Все симпатии Твена на стороне русского народа, на стороне тех, кого цари всегда держали в рабстве, грабили, оскорбляли. В уста царя он вкладывает признание: «Мы делаем, что хотим. Веками делали, что хотели. Преступление для нас привычное ремесло, убийство — привычное занятие, кровь, кровь народа, — привычный напиток. Миллионы убийств лежат на нашей совести».
Твен всем сердцем за борьбу против царизма, за насильственное уничтожение власти деспотов. Он по-прежнему верен идеям, высказанным в книге о Янки. «Без насилия никогда не была свергнута ни одна тирания, и все троны воздвигнуты путем насилия; путем насилия мои предки (вспомним, это говорит сам царь. — М. М.) укрепились на троне; с помощью убийств, предательства, клятвопреступлений, пыток, тюрем и каторги они охраняли этот трон в продолжение четырех столетий, и такими же средствами я сам удерживаю его сегодня».
Признавая за русским народом право на революционную борьбу, Твен не понимает, какие реальные формы может и должна принять борьба против царизма. Порой он сбивается на защиту идеи
Через год после опубликования «Монолога царя» в США приехал Горький, и, выступая вместе с ним на одном собрании, Марк Твен прямо сказал: «Я всей душой сочувствую развернувшемуся в России движению за освобождение страны. Я уверен, что оно увенчается успехом, и оно заслуживает этого».
В том же 1906 году в Нью-Йорке состоялся большой митинг солидарности с русским революционным движением. На этом митинге было прочтено письмо Твена, в котором говорилось: «Мои симпатии безусловно на стороне русской революции. Это само собой разумеется… Россия уже слишком долго терпела управление, строящееся на лживых обещаниях, обманах, предательстве и топоре мясника… И надо надеяться, что пробудившийся народ, подымающийся во всей своей силе, вскоре положит конец этому режиму и установит вместо него республику. Быть может, многие из нас — даже и старики — еще доживут до того благословенного дня, когда цари и великие князья станут на земле такой же редкостью, какой, я полагаю, они всегда были на небесах».

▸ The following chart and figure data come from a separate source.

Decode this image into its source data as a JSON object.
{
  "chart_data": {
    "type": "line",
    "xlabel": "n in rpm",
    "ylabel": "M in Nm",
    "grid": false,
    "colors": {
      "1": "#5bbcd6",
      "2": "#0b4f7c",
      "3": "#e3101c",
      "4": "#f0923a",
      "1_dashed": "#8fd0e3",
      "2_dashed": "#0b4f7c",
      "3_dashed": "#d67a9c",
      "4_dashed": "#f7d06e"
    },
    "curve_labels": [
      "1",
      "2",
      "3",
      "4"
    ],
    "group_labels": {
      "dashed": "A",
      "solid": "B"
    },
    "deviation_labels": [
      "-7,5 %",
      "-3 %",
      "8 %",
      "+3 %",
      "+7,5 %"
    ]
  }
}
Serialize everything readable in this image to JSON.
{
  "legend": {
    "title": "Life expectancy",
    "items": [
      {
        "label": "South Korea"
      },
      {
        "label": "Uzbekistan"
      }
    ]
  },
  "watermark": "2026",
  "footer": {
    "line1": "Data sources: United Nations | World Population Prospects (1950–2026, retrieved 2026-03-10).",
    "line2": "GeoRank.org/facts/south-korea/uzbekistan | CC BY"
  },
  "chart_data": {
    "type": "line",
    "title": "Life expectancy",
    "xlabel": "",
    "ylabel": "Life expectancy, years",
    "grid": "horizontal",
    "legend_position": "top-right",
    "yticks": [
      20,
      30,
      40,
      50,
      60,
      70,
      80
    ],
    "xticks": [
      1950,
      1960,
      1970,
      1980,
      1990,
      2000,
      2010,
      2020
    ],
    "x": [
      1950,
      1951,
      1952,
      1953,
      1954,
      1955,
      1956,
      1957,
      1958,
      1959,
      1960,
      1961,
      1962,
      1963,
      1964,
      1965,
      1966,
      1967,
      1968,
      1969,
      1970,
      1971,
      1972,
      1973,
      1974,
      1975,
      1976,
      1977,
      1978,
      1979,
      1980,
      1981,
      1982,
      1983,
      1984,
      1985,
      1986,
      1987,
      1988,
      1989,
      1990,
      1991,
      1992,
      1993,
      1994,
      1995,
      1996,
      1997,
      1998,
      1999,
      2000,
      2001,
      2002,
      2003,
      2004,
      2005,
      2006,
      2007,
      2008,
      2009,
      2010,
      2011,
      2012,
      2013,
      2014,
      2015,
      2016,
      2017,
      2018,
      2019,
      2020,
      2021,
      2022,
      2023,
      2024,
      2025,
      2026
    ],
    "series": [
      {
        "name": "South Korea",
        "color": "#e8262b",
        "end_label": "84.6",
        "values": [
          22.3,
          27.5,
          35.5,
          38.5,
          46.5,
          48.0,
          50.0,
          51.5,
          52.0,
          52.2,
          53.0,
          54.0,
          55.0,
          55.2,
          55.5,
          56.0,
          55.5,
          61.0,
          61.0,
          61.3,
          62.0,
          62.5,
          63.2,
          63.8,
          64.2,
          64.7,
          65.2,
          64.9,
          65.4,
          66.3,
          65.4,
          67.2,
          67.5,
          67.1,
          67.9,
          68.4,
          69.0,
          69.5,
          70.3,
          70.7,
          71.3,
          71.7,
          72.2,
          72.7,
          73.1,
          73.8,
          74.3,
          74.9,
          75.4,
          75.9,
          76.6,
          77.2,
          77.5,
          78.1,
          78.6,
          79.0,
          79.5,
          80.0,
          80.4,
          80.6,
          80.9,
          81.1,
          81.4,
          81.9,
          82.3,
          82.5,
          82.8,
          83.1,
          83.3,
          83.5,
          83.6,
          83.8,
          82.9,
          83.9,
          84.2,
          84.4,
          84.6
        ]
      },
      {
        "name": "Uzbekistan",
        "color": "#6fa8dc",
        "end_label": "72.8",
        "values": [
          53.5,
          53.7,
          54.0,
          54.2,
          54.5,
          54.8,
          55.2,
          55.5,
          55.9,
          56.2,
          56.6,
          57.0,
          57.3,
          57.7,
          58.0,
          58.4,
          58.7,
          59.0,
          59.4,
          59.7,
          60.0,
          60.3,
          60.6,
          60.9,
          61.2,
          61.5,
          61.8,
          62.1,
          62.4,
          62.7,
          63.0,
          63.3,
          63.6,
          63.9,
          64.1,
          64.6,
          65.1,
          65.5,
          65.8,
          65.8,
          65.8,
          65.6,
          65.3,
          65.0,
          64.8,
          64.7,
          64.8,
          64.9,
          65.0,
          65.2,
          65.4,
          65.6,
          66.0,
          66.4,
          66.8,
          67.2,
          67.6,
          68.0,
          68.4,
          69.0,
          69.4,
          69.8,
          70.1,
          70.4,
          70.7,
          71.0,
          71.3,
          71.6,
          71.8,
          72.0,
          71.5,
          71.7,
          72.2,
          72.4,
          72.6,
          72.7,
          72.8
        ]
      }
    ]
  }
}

Памфлет «Монолог царя» и выступления Твена на собраниях в честь русской революции тогда же стали достоянием американской печати (нельзя, впрочем, пройти мимо того несколько неожиданного обстоятельства, что даже «Монолог царя» на протяжении полувека с лишним оставался в США только журнальной публикацией и в американские собрания сочинений писателя не входит до сих пор). Но вот мысли, возникшие у Твена в связи с одной беседой о России, состоявшейся в 1906 году, он доверил только своей «Автобиографии».
Под датой «Пятница 30 марта 1906 года» в «Автобиографию» вошел интереснейший рассказ об этой беседе.
В ней привлекают внимание не столько соображения Твена о слабо знакомом ему русском революционном движении, сколько грустные раздумья писателя об Америке.
С человеком, который приехал в США, «предполагая зажечь огонь благородного сочувствия» к русской революции в сердцах американцев — этой «нации счастливых поклонников свободы», Марк Твен поделился поразительными мыслями. «Я сказал ему, — читаем мы в «Автобиографии», — то, что считаю истиной: что наше христианство, которым мы издавна гордимся — если не сказать кичимся, — давно уже превратилось в мертвую оболочку, в притворство, в лицемерие; что мы утратили прежнее сочувствие к угнетенным народам, борющимся за свою жизнь и свободу; что мы либо холодно-равнодушны к подобным вещам, либо презрительно над ними смеемся, и что этот смех — единственный отклик, который они вызывают у нашей прессы и всей нации…»
Как измерить тоску, заставившую Твена, верного американского патриота, любившего свою родину незатухающей сыновней любовью, дополнить эти мрачные слова еще более горькими суждениями о своих соотечественниках?! На митинги сторонников русской революции, заметил писатель, «не придут люди, имеющие право называть себя представителями американцев или даже просто американцами… аудитория будет состоять из иностранцев, которые сами страдали еще так недавно, что не успели американизироваться и сердца их еще не превратились в камень».